Reference mapping SNPs Flashcards
What Phred quality score requires the experiment to be restarted?
<20 as 20% is the minimum required to not consider as low quality, where low-quality reads are removed during quality control to prevent bias during analysis. 20 represents 99% accuracy.
What can FastQC check in a genome sequence?
Per base quality distribution: poor distribution is due to degraded quality over long runs, QUALITY TRIMMING helps.
Per tile sequence quality: average Phred scores per tile.
Quality scores: Low-quality reads must be REMOVED/TRIMMED as they could introduce BIAS during downstream analysis.

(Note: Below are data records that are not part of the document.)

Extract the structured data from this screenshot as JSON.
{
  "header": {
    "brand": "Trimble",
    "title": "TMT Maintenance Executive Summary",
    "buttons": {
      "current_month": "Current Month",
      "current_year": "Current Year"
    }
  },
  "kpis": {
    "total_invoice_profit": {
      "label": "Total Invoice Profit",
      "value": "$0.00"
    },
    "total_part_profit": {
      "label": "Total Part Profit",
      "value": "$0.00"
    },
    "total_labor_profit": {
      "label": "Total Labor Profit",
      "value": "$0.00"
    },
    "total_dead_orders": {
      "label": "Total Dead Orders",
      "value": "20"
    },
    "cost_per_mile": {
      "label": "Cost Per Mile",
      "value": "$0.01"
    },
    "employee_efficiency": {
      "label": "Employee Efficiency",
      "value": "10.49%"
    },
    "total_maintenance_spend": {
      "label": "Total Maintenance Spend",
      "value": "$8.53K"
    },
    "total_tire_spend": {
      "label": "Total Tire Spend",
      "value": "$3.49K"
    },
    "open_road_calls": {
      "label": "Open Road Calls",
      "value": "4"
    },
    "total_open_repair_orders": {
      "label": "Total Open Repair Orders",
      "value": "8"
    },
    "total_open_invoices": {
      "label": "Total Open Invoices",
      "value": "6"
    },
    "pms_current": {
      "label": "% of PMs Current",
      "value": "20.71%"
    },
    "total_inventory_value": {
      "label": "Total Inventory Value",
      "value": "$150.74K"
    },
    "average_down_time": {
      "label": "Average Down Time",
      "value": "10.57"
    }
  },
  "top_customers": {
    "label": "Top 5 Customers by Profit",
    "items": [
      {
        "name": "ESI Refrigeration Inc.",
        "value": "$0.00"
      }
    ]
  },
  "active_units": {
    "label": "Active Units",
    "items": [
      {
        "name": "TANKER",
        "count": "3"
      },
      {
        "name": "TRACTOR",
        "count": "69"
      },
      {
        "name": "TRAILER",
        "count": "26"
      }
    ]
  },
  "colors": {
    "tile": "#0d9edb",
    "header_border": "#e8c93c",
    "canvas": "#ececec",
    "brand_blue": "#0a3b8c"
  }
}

Per Sequence and per base GC Content: GC content across sequence is compared to a normal QC distribution where SHARP PEAKS indicate CONTAMINANTS or DIVERSITY.
Adapter sequence removal.
Per Base Sequence Content: Compares the proportion of each base and GC content where OVERREPRESENTED SEQUENCES may cause BIAS in the overall composition.
Sequence duplication: low duplication levels indicate high coverage of the target sequence, but high duplication levels indicate ENRICHMENT BIAS (e.g. PCR)
Per Base N Content: Bases with POOR QUALITY SCORES are indicated as ‘N’.
What is de novo assembly?
It refers to the K-mer approach in reconstructing the DNA sequence. Repetitive sequences present will cause assembly errors.
What is reference mapping used for in next-generation sequencing?
Next-generation sequencing reads are mapped onto a reference genome to identify SNPs, insertions and deletions.
What are the types of Single-nucleotide polymorphism (SNP)?
SNPs are single nucleotide variations in a DNA sequence between 2 or more organisms. It can be in the coding sequence or intergenic regions of DNA.
Synonymous SNPs: No change in amino acid sequence
Non-synonymous SNPs can change the amino acid sequence when a codon codes for a different amino acid which affects protein function (missense) or by creating a premature stop codon resulting in loss of gene function (nonsense).
What is TRAMS: Tool For Rapid Annotation of Microbial SNPs?
TRAMS is a program that annotates SNPs as synonymous, non-synonymous or nonsense.